The faith leaders warned that it would be “counterproductive” to exclude people with criminal records. They also criticized the rule for excluding “individuals who have never been duly convicted of a crime.”
The faith groups are calling for the PPP exclusion to be replaced with “narrowly tailored guidelines that exclude only those with recent fraud convictions.”
The faith leaders contend that the rule would “judiciously use federal dollars without prohibiting access to funds by valuable small businesses.”
“An estimated one in three Americans has a criminal record,” the letter reads. “Because so many employment barriers exist for people with a criminal record, many start their own business to support themselves and their families. The exclusions listed in the aforementioned rule are far too broad and endanger the economic welfare of people with a criminal record — and the Americans they employ.”
Prison Fellowship’s Rice-Minus joined leaders of eight other justice organizations in sending a separate letter to congressional leaders and heads of the U.S. Treasury and Small Business Administration to voice their concerns with the interim rule.
Such a policy, they say, fails to recognize “successful rehabilitation.”
The organizations argue that “such a restriction was not included in the statute authorizing the PPP and it need not be part of the Interim Final Rule.”
The letter was sent by a coalition of organizations headed by Americans for Prosperity and Right on Crime, an organization that supports conservative solutions for reducing crime, restoring victims, reforming offenders, and lowering taxpayer costs.

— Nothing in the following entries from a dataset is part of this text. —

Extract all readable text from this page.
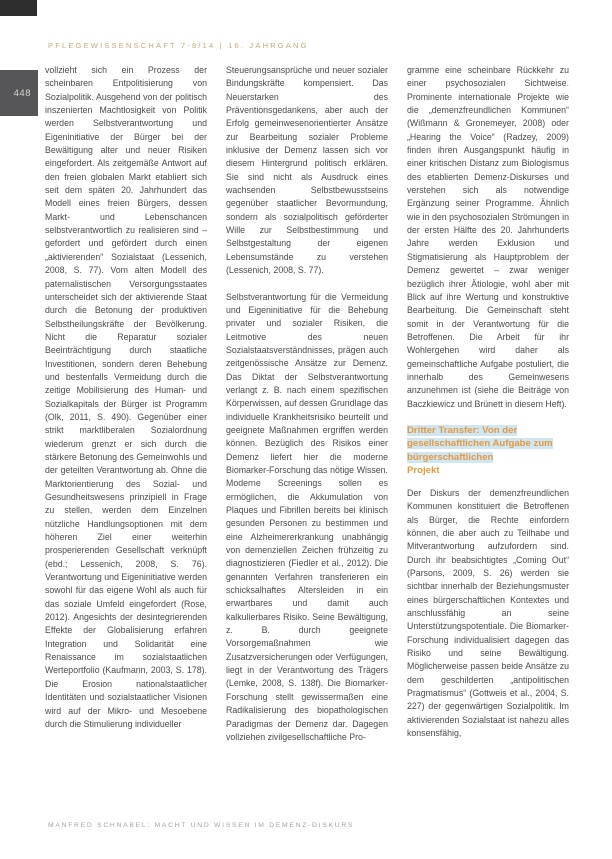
PFLEGEWISSENSCHAFT 7-8/14 | 16. JAHRGANG
448

vollzieht sich ein Prozess der scheinbaren Entpolitisierung von Sozialpolitik. Ausgehend von der politisch inszenierten Machtlosigkeit von Politik werden Selbstverantwortung und Eigeninitiative der Bürger bei der Bewältigung alter und neuer Risiken eingefordert. Als zeitgemäße Antwort auf den freien globalen Markt etabliert sich seit dem späten 20. Jahrhundert das Modell eines freien Bürgers, dessen Markt- und Lebenschancen selbstverantwortlich zu realisieren sind – gefordert und gefördert durch einen „aktivierenden“ Sozialstaat (Lessenich, 2008, S. 77). Vom alten Modell des paternalistischen Versorgungsstaates unterscheidet sich der aktivierende Staat durch die Betonung der produktiven Selbstheilungskräfte der Bevölkerung. Nicht die Reparatur sozialer Beeinträchtigung durch staatliche Investitionen, sondern deren Behebung und bestenfalls Vermeidung durch die zeitige Mobilisierung des Human- und Sozialkapitals der Bürger ist Programm (Olk, 2011, S. 490). Gegenüber einer strikt marktliberalen Sozialordnung wiederum grenzt er sich durch die stärkere Betonung des Gemeinwohls und der geteilten Verantwortung ab. Ohne die Marktorientierung des Sozial- und Gesundheitswesens prinzipiell in Frage zu stellen, werden dem Einzelnen nützliche Handlungsoptionen mit dem höheren Ziel einer weiterhin prosperierenden Gesellschaft verknüpft (ebd.; Lessenich, 2008, S. 76). Verantwortung und Eigeninitiative werden sowohl für das eigene Wohl als auch für das soziale Umfeld eingefordert (Rose, 2012). Angesichts der desintegrierenden Effekte der Globalisierung erfahren Integration und Solidarität eine Renaissance im sozialstaatlichen Werteportfolio (Kaufmann, 2003, S. 178). Die Erosion nationalstaatlicher Identitäten und sozialstaatlicher Visionen wird auf der Mikro- und Mesoebene durch die Stimulierung individueller

Steuerungsansprüche und neuer sozialer Bindungskräfte kompensiert. Das Neuerstarken des Präventionsgedankens, aber auch der Erfolg gemeinwesenorientierter Ansätze zur Bearbeitung sozialer Probleme inklusive der Demenz lassen sich vor diesem Hintergrund politisch erklären. Sie sind nicht als Ausdruck eines wachsenden Selbstbewusstseins gegenüber staatlicher Bevormundung, sondern als sozialpolitisch geförderter Wille zur Selbstbestimmung und Selbstgestaltung der eigenen Lebensumstände zu verstehen (Lessenich, 2008, S. 77).

Selbstverantwortung für die Vermeidung und Eigeninitiative für die Behebung privater und sozialer Risiken, die Leitmotive des neuen Sozialstaatsverständnisses, prägen auch zeitgenössische Ansätze zur Demenz. Das Diktat der Selbstverantwortung verlangt z. B. nach einem spezifischen Körperwissen, auf dessen Grundlage das individuelle Krankheitsrisiko beurteilt und geeignete Maßnahmen ergriffen werden können. Bezüglich des Risikos einer Demenz liefert hier die moderne Biomarker-Forschung das nötige Wissen. Moderne Screenings sollen es ermöglichen, die Akkumulation von Plaques und Fibrillen bereits bei klinisch gesunden Personen zu bestimmen und eine Alzheimererkrankung unabhängig von demenziellen Zeichen frühzeitig zu diagnostizieren (Fiedler et al., 2012). Die genannten Verfahren transferieren ein schicksalhaftes Altersleiden in ein erwartbares und damit auch kalkulierbares Risiko. Seine Bewältigung, z. B. durch geeignete Vorsorgemaßnahmen wie Zusatzversicherungen oder Verfügungen, liegt in der Verantwortung des Trägers (Lemke, 2008, S. 138f). Die Biomarker-Forschung stellt gewissermaßen eine Radikalisierung des biopathologischen Paradigmas der Demenz dar. Dagegen vollziehen zivilgesellschaftliche Pro-

gramme eine scheinbare Rückkehr zu einer psychosozialen Sichtweise. Prominente internationale Projekte wie die „demenzfreundlichen Kommunen“ (Wißmann & Gronemeyer, 2008) oder „Hearing the Voice“ (Radzey, 2009) finden ihren Ausgangspunkt häufig in einer kritischen Distanz zum Biologismus des etablierten Demenz-Diskurses und verstehen sich als notwendige Ergänzung seiner Programme. Ähnlich wie in den psychosozialen Strömungen in der ersten Hälfte des 20. Jahrhunderts Jahre werden Exklusion und Stigmatisierung als Hauptproblem der Demenz gewertet – zwar weniger bezüglich ihrer Ätiologie, wohl aber mit Blick auf ihre Wertung und konstruktive Bearbeitung. Die Gemeinschaft steht somit in der Verantwortung für die Betroffenen. Die Arbeit für ihr Wohlergehen wird daher als gemeinschaftliche Aufgabe postuliert, die innerhalb des Gemeinwesens anzunehmen ist (siehe die Beiträge von Baczkiewicz und Brünett in diesem Heft).

Dritter Transfer: Von der gesellschaftlichen Aufgabe zum bürgerschaftlichen
Projekt

Der Diskurs der demenzfreundlichen Kommunen konstituiert die Betroffenen als Bürger, die Rechte einfordern können, die aber auch zu Teilhabe und Mitverantwortung aufzufordern sind. Durch ihr beabsichtigtes „Coming Out“ (Parsons, 2009, S. 26) werden sie sichtbar innerhalb der Beziehungsmuster eines bürgerschaftlichen Kontextes und anschlussfähig an seine Unterstützungspotentiale. Die Biomarker-Forschung individualisiert dagegen das Risiko und seine Bewältigung. Möglicherweise passen beide Ansätze zu dem geschilderten „antipolitischen Pragmatismus“ (Gottweis et al., 2004, S. 227) der gegenwärtigen Sozialpolitik. Im aktivierenden Sozialstaat ist nahezu alles konsensfähig,

MANFRED SCHNABEL: MACHT UND WISSEN IM DEMENZ-DISKURS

Several conservative leaders signed onto the letter, including Tim Head from the evangelical conservative grassroots organization Faith & Freedom Coalition, Grover Norquist of Americans for Tax Reform, and David Safavian of the American Conservative Union.
The leaders are calling on the Trump administration to tailor the final interim rule to “reflect common-sense.”
They contend that unless the criminal record at issue is related to the fraud of federal programs or past SBA violations, past criminal charges should not be “relevant to qualifying for assistance under the PPP.”
“Abandonment of these small businesses — and their employees — in a time of national economic crisis is not an acceptable outcome for our entrepreneurs, their workers, or the economy as a whole,” the letter asserts.
“Justice-involved people who have overcome the odds and successfully started businesses should be recognized as successes,” the letter adds. “But at a minimum, they should not continue to be penalized for having a criminal history, particularly when that history bears no relation to their business operations. In short, they should not be excluded from the PPP.”